合図を受けて全員でそこまで歩いていくと、庇の下の明かり窓から中の様子が見えた。
内部もほとんど砂に埋もれているが、太い柱や厚い壁が支えになって、人が通れるほどの空間は確保されているようだ。
──牢の天井が崩落する仕掛けって言ってたけど、これ、建物全体がやばいんじゃ……。
「だ、大丈夫か……なっ!?」
囁き声でゼノが言い終える前に、クレシュが明かり窓に足から潜りこみ、砂の坂を滑り下りていた。突き当たりの砂山を利用して停止すると、立ち上がって手招きする。
ゼノは諦めて自分も明かり窓に足をつっこみ、あとに続いた。
道なき道を進む、不安と、そしてわずかな高揚感。旅のはじめに挑戦した無茶な山越えを思い出し、どこか期待している自分に気づいてしまう。そうだ、これこそが、クレシュとの旅の醍醐味だ。
下に着いて脇にどくと、すぐにパースとルエラも滑り下りてきた。クレシュが二人を支えて立たせている間に、カイエとヴァランも合流する。

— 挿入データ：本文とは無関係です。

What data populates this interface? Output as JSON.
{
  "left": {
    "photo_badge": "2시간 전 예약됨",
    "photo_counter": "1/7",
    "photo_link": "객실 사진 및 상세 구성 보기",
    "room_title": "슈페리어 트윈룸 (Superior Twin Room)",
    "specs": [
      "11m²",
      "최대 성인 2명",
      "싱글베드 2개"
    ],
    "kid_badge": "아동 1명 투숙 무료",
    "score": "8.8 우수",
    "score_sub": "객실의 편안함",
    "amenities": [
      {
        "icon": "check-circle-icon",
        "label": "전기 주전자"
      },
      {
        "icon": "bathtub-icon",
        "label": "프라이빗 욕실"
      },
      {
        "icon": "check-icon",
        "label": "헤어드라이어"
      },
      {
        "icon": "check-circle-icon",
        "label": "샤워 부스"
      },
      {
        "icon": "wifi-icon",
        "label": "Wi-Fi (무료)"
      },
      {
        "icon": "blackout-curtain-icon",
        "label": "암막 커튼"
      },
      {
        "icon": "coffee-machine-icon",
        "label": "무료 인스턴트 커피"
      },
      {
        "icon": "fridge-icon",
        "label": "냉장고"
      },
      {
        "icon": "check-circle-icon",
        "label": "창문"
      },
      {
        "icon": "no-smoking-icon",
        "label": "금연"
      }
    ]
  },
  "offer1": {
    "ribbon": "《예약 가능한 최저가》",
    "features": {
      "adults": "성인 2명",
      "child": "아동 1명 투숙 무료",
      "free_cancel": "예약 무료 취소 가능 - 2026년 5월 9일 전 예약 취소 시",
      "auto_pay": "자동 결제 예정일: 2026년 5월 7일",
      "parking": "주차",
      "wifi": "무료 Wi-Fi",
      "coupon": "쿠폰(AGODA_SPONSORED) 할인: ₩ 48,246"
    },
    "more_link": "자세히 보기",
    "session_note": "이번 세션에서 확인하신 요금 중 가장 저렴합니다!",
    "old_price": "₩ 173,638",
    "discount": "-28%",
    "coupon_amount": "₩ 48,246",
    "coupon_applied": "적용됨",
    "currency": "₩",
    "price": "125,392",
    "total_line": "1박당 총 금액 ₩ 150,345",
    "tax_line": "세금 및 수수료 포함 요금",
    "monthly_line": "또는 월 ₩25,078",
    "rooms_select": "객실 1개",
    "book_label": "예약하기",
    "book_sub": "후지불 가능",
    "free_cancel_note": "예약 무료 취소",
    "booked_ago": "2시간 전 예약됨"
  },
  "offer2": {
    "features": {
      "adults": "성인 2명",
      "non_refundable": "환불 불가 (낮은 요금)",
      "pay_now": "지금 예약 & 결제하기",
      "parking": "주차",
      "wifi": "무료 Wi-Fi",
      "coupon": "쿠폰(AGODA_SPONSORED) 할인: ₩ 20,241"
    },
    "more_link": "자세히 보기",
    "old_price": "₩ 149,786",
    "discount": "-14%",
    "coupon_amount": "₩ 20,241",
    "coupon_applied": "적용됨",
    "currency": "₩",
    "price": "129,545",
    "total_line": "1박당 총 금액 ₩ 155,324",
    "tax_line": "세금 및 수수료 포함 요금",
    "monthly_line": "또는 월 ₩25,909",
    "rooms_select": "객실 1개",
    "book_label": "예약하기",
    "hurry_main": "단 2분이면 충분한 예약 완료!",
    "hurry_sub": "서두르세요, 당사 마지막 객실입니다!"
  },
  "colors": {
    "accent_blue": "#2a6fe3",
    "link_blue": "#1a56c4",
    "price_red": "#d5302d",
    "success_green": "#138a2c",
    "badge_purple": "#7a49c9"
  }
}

魔法の灯を頼りに、砂に侵食された通路を進みはじめたが、大きく傾いているせいで平衡感覚がおかしくなりそうだ。下へ向かっていったら行き止まりだったので、引き返して上へ向かったら、階下に続く階段があった。
このあたりは放棄されているのか、静まり返っていて、何の気配もない。
ふたたび階段を見つけてさらに下へと進むと、様子が一変した。
神殿の建物と砂しかなかったところに、妙に古びた石材が混じりはじめる。摩耗して丸くなり、ひび割れ、湿り気を帯びて苔むしているもの。ひび割れから生えた蔦に絡めとられ、砕けて崩れかかっている場所もある。
「ここ……我々が入った遺跡に似ています」
周囲を見回しながら、パースが囁く。
似ている、ではなく、おそらくその遺跡そのものだ。神殿とその地下に、砂漠の山と地下遺跡が合体して、つぎはぎの歪んだ迷宮がつくりあげられている。幸いなのは、移動の衝撃そのものによる被害はほとんどなく、入り混じって融合した状態でそれなりに安定を保っていることだ。
だがしばらく進むと、完全に行き止まりになった。
遺跡の通路の先を、土砂がふさいでいる。
クレシュに促されて前へ進み出たゼノは、周辺の様子を観察しながら、土砂にそっと触れてみた。砂や新旧の石材が混ざっているようで、ぼろぼろと崩れる。天井はしっかりしていて、問題なさそうだ。
『ヒラケ』
口の中で唱えると、土砂が一気に流れ落ちた。
もうもうと巻き上がる土埃の向こうに、新たな通路が現れる。
「さすが鍵屋さん!」
ルエラが賞賛の声を上げた。
──いや、さすがにこれは鍵師の仕事じゃないだろう!
ゼノは思わず振り返ったが、パースとルエラの尊敬のまなざしとまともにかち合ってしまい、何も言えずにふたたび前を向いた。
──ま、まあいいか……。
土砂の山を乗り越え、一行はつぎの区画に足を踏み入れた。